Eva's jaw flexed. "Viktor wants to see me?"

Mikael's shrug was a small, economical movement. "He said: 'Now.' I drove." His gaze dropped to Sophia. He tilted his head, a scientist observing an interesting specimen. "That's the asset?"

"She has a name," Eva said, her tone frosty. "Sophia."

"Pretty," he acknowledged, the word empty of any feeling. "Not Russian. Not ours." He finally looked at Eva. "My babushka used to say, 'Don't shelter another man's wolf unless you want his teeth in your throat.' She was a suspicious woman. Died of poisoning."

Alessandro moved between them, a wall of Italian silk and impatience. "Careful. You're in my house, uninvited."

Mikael's eyes flicked to the kitchen. "Your coffee smells burnt. The beans are over-roasted. A common error." He looked back at Eva, dismissing Alessandro entirely. "Come to the mansion. Alone. Leave the asset with her… staff."

"She stays here," Eva said, her voice calm but threaded with rebar. "We go to the mansion. Alone."

Mikael's expression didn't change, but something in the air did. A flicker of what might have been approval. "Good. I wouldn't want her seeing what happens when family business requires recalibration." He reached into his coat.

Alessandro tensed, his hand shifting subtly toward his own weapon. Eva didn't move. She knew her cousin.

Mikael pulled out two knives, their blades dark and wet. He let them clatter onto the pristine marble floor. The sound was obscenely loud.

"I just stabbed your people, Bianchi," he stated, his tone as bored as a mechanic listing a repair. "The two at the gate. They were… statistically likely to report my presence. Consider it a preemptive security upgrade."

Alessandro was at Eva's side in two steps, not touching her, but close enough that his heat was a brand against her arm. "Are you alright?" he murmured, his eyes scanning her for injury.

"I'm fine."

"You don't look fine," he said, his gaze dropping to her hands, checking for a tremor that wasn't there.

From the floor, Mikael observed them. "You two communicate like a badly dubbed action movie. All subtext and meaningful glances. It's inefficient."

Alessandro turned his head slowly, the predator's focus locking on. "Careful."

Mikael ignored the threat and crouched by Sophia's play mat. She stilled, her big dark eyes fixed on this strange, quiet mountain of a man. She clutched her fox tighter.

"Even the asset's threat assessment protocols are active. Good." He didn't try to touch her.

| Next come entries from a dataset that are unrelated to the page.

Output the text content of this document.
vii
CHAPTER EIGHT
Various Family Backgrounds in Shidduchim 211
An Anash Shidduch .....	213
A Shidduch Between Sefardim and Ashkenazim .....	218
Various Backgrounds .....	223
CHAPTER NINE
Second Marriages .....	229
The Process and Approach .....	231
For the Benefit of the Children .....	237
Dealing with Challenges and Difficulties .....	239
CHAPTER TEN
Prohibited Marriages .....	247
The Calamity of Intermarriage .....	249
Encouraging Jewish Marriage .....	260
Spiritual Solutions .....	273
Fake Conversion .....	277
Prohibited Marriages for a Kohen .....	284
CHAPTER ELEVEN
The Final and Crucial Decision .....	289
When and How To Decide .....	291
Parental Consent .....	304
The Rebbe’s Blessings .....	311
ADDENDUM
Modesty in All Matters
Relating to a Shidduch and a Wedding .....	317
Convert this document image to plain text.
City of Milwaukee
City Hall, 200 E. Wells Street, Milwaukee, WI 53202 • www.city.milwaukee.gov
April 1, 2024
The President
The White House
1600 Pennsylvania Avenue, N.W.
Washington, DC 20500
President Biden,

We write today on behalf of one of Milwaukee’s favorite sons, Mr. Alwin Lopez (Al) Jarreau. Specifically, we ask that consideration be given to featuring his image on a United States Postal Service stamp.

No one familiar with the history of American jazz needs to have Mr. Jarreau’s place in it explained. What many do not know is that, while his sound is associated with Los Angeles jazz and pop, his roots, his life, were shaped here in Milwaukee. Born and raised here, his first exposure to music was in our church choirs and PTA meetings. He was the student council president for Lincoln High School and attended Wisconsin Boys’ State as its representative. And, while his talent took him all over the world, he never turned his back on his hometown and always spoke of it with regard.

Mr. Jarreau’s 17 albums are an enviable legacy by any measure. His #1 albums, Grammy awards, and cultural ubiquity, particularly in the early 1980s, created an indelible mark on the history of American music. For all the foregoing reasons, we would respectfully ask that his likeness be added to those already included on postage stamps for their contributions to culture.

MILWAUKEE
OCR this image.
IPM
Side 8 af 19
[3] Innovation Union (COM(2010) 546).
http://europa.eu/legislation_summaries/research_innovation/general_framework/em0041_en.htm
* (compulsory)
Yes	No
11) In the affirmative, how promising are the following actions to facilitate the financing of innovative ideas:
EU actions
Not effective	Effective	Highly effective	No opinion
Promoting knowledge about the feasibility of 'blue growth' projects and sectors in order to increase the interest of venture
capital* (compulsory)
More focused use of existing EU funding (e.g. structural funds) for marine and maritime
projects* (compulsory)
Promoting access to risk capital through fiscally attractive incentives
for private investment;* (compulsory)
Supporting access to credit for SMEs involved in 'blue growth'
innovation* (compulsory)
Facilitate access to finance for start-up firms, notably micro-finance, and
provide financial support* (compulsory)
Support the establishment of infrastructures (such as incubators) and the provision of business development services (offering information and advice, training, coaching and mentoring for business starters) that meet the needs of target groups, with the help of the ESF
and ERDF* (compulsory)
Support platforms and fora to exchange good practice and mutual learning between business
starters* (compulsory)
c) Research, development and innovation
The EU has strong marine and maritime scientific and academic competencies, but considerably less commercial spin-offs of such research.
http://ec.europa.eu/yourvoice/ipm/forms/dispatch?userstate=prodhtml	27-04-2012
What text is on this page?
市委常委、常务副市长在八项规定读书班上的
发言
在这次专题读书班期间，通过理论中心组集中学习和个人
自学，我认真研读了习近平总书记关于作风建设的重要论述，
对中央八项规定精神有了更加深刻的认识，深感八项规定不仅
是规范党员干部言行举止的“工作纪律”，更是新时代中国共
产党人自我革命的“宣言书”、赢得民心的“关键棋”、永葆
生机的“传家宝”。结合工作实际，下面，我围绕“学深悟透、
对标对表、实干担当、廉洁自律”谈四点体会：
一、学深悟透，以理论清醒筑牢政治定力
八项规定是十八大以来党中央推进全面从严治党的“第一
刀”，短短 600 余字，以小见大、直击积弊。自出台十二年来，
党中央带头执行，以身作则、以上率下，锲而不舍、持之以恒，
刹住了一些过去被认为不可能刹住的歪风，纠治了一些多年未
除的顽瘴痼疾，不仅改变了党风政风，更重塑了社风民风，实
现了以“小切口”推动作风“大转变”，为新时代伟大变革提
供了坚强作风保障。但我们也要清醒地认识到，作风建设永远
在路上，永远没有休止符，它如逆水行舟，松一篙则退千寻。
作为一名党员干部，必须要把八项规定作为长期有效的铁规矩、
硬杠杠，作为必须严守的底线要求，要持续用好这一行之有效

Sophia, after a moment of intense scrutiny, slowly raised the fox toward him, as if offering a tribute or testing a theory.

"See?" Mikael said to Eva without looking away. "She understands negotiation. This world will try to eat her. She's deciding if it's worth the trouble to eat it back."

Eva crouched, putting herself at eye level with Sophia. "Will you be okay here, kotyonok?"

Sophia's eyes went glassy, her lip wobbling as she reached for Eva.

Before Eva could take her, Alessandro was there, scooping the little girl into his arms, one broad hand cradling her head. "She's fine," he said, but his voice had that low, rough edge that meant the topic was not open for discussion.

Sophia's small fingers curled into his shirt, fisting the expensive fabric without a care.

Mikael watched, then stood. "The car is running. I already received a ticket. I put it in your name, Bianchi. Let's go. The Pakhan's mortality has a strict schedule."